Consider the space curve $c : (-\frac{1}{2},\frac{1}{2}) \rightarrow \mathbb{R^3}$ , $$c(x)= \begin{cases} (x,e^{-\frac{1}{x^2}},0) &\ x<0\\ \ \\ (0,0,0)&\ x=0 \\ \ \\ (x,0,e^{-\frac{1}{x^2}}) &\ x>0 \end{cases} $$
Show:
$\cdot$ $c$ is a regular $C^{\infty}$ curve and $ \kappa: (-\frac{1}{2},\frac{1}{2}) $ $\rightarrow \mathbb{R_{\geq 0}}$ a $C^{\infty}$ function.
$\cdot$ $B(x) =(0,0,1)$ for $x < 0$ and $B(x) = (0,-1,0)$ for $x>0$ .
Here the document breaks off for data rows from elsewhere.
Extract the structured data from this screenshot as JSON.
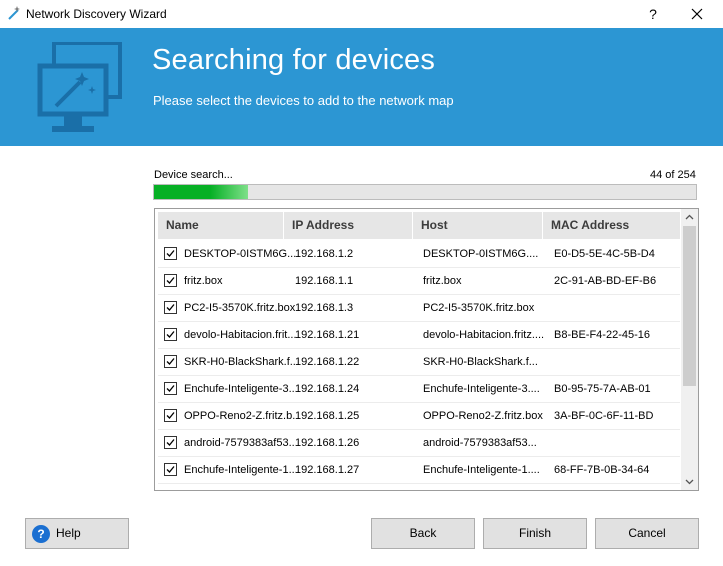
{
  "window": {
    "title": "Network Discovery Wizard",
    "help_glyph": "?",
    "close_icon": "close-icon",
    "app_icon": "magic-wand-icon"
  },
  "banner": {
    "heading": "Searching for devices",
    "subheading": "Please select the devices to add to the network map",
    "icon": "monitor-wand-icon",
    "background": "#2c96d3"
  },
  "progress": {
    "label": "Device search...",
    "count_text": "44 of 254",
    "fraction": 0.173,
    "color": "#06b025"
  },
  "table": {
    "columns": [
      "Name",
      "IP Address",
      "Host",
      "MAC Address"
    ],
    "rows": [
      {
        "checked": true,
        "name": "DESKTOP-0ISTM6G....",
        "ip": "192.168.1.2",
        "host": "DESKTOP-0ISTM6G....",
        "mac": "E0-D5-5E-4C-5B-D4"
      },
      {
        "checked": true,
        "name": "fritz.box",
        "ip": "192.168.1.1",
        "host": "fritz.box",
        "mac": "2C-91-AB-BD-EF-B6"
      },
      {
        "checked": true,
        "name": "PC2-I5-3570K.fritz.box",
        "ip": "192.168.1.3",
        "host": "PC2-I5-3570K.fritz.box",
        "mac": ""
      },
      {
        "checked": true,
        "name": "devolo-Habitacion.frit...",
        "ip": "192.168.1.21",
        "host": "devolo-Habitacion.fritz....",
        "mac": "B8-BE-F4-22-45-16"
      },
      {
        "checked": true,
        "name": "SKR-H0-BlackShark.f...",
        "ip": "192.168.1.22",
        "host": "SKR-H0-BlackShark.f...",
        "mac": ""
      },
      {
        "checked": true,
        "name": "Enchufe-Inteligente-3....",
        "ip": "192.168.1.24",
        "host": "Enchufe-Inteligente-3....",
        "mac": "B0-95-75-7A-AB-01"
      },
      {
        "checked": true,
        "name": "OPPO-Reno2-Z.fritz.b...",
        "ip": "192.168.1.25",
        "host": "OPPO-Reno2-Z.fritz.box",
        "mac": "3A-BF-0C-6F-11-BD"
      },
      {
        "checked": true,
        "name": "android-7579383af53...",
        "ip": "192.168.1.26",
        "host": "android-7579383af53...",
        "mac": ""
      },
      {
        "checked": true,
        "name": "Enchufe-Inteligente-1....",
        "ip": "192.168.1.27",
        "host": "Enchufe-Inteligente-1....",
        "mac": "68-FF-7B-0B-34-64"
      }
    ]
  },
  "buttons": {
    "help": "Help",
    "back": "Back",
    "finish": "Finish",
    "cancel": "Cancel"
  }
}
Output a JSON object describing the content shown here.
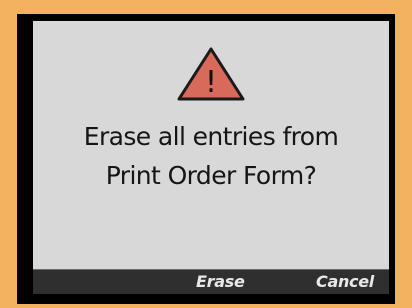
{
  "dialog": {
    "message_lines": [
      "Erase all entries from",
      "Print Order Form?"
    ],
    "icon": "warning-icon",
    "icon_glyph": "!",
    "icon_color": "#d86a5b"
  },
  "menu": {
    "erase_label": "Erase",
    "cancel_label": "Cancel"
  }
}
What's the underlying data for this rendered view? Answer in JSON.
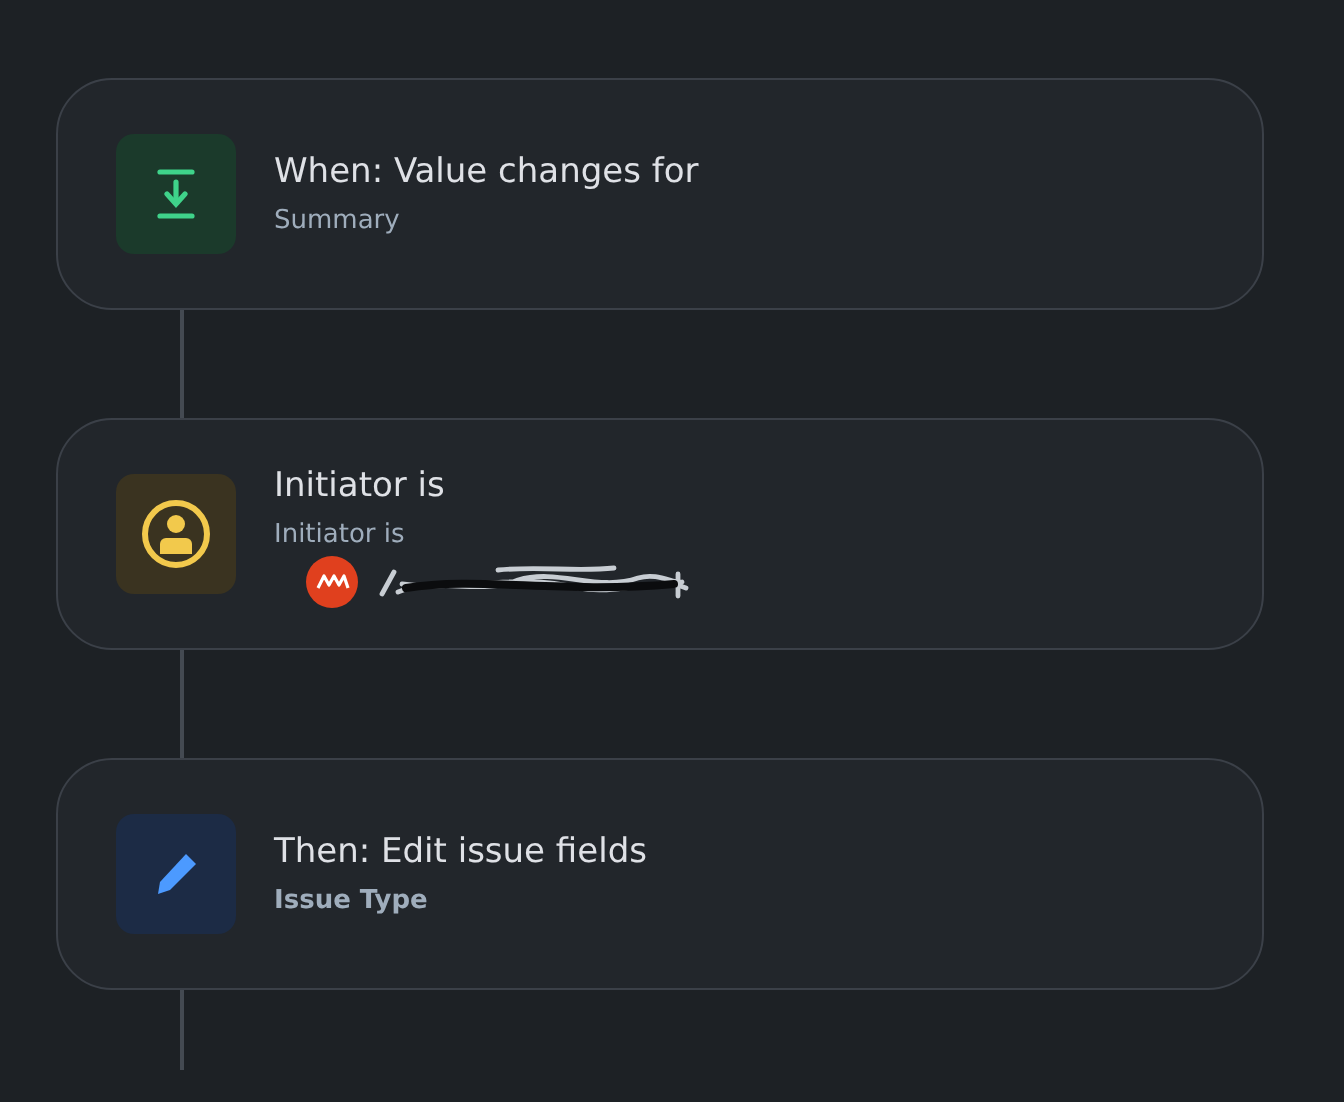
{
  "steps": [
    {
      "kind": "trigger",
      "title": "When: Value changes for",
      "subtitle": "Summary"
    },
    {
      "kind": "condition",
      "title": "Initiator is",
      "subtitle": "Initiator is"
    },
    {
      "kind": "action",
      "title": "Then: Edit issue fields",
      "subtitle": "Issue Type"
    }
  ]
}
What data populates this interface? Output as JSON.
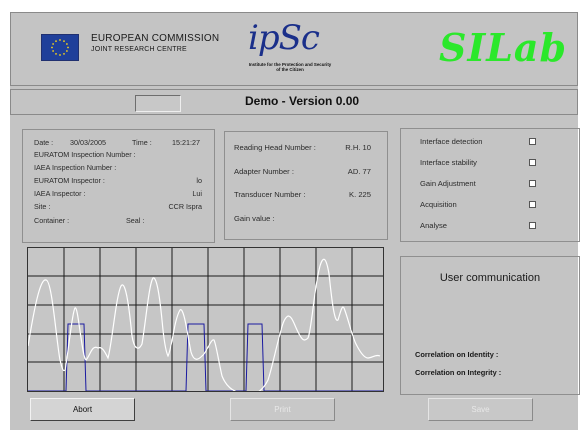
{
  "header": {
    "org_line1": "EUROPEAN COMMISSION",
    "org_line2": "JOINT RESEARCH CENTRE",
    "ipsc_logo": "ipSc",
    "ipsc_subtitle": "Institute for the Protection and Security of the Citizen",
    "app_logo": "SILab"
  },
  "titlebar": {
    "title": "Demo - Version 0.00",
    "field_value": ""
  },
  "inspection": {
    "date_label": "Date :",
    "date_value": "30/03/2005",
    "time_label": "Time :",
    "time_value": "15:21:27",
    "euratom_number_label": "EURATOM Inspection Number :",
    "iaea_number_label": "IAEA Inspection Number :",
    "euratom_inspector_label": "EURATOM Inspector :",
    "euratom_inspector_value": "lo",
    "iaea_inspector_label": "IAEA Inspector :",
    "iaea_inspector_value": "Lui",
    "site_label": "Site :",
    "site_value": "CCR Ispra",
    "container_label": "Container :",
    "seal_label": "Seal :"
  },
  "hardware": {
    "reading_head_label": "Reading Head Number :",
    "reading_head_value": "R.H. 10",
    "adapter_label": "Adapter Number :",
    "adapter_value": "AD. 77",
    "transducer_label": "Transducer Number :",
    "transducer_value": "K. 225",
    "gain_label": "Gain value :"
  },
  "status_checks": [
    {
      "label": "Interface detection",
      "checked": false
    },
    {
      "label": "Interface stability",
      "checked": false
    },
    {
      "label": "Gain Adjustment",
      "checked": false
    },
    {
      "label": "Acquisition",
      "checked": false
    },
    {
      "label": "Analyse",
      "checked": false
    }
  ],
  "user_communication": {
    "title": "User communication",
    "correlation_identity_label": "Correlation on Identity :",
    "correlation_integrity_label": "Correlation on Integrity :"
  },
  "buttons": {
    "abort": "Abort",
    "print": "Print",
    "save": "Save"
  },
  "colors": {
    "background": "#c4c4c4",
    "app_logo": "#2be82b",
    "signal": "#ffffff",
    "gate": "#1a1aa0"
  }
}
$\kappa$ = curvature with $\kappa(x)$ := $\frac{|| c' \times c''||(x)}{||c'(x)||^3} $.
$B$ = binormal with $B(x)$ := $T(x) \times N(x)$
$\tau$ = torsion with $\tau(x)$ := $\frac{det(c',c'',c''')(x)}{|| c' \times c''||^2(x)} $
$T(x)$ := $\frac{1}{||c'(x)||} \cdot c'(x) $.
$N(x)$ := $\frac{1}{||T'(x)||} \cdot T'(x) $.
My thoughts: a curve is regular, if $|| c'(x) || \neq 0$. $$c'(x)= \begin{cases} (1,\frac{2}{x^3}e^{-\frac{1}{x^2}},0) &\ x<0\\ \ \\ (1,0,0)&\ x=0 \\ \ \\ (1,0,\frac{2}{x^3}e^{-\frac{1}{x^2}}) &\ x>0 \end{cases} $$ Do I have a mistake here? Next point: It's clear to me that $c$ is a $C^{\infty}$ function for $x \neq 0$, but I have problems with $x=0$. Next point: for the curvature we need $c''$.$$c''(x)= \begin{cases} (0,-\frac{(6x^2-4)}{x^6}e^{-\frac{1}{x^2}},0) &\ x<0\\ \ \\ (0,0,0)&\ x=0 \\ \ \\ (0,0,-\frac{(6x^2-4)}{x^6}e^{-\frac{1}{x^2}}) &\ x>0 \end{cases} $$
$$\kappa(x) \begin{cases} \frac{|\frac{(6x^2-4)}{x^6}e^{-\frac{1}{x^2}}|}{(1+(\frac{2}{x^3} e^{-\frac{1}{x^2}})^2)^{\frac{3}{2}}} &\ x<0\\ \ \\ 0&\ x=0 \\ \ \\ \frac{|\frac{(6x^2-4)}{x^6}e^{-\frac{1}{x^2}}|}{(1+(\frac{2}{x^3} e^{-\frac{1}{x^2}})^2)^{\frac{3}{2}}} &\ x>0 \end{cases} $$
I know that my result looks terrible. I really need help here. Is there a trick? How can I solve the other claims? I mean how can I solve them, if my results looks so terrible.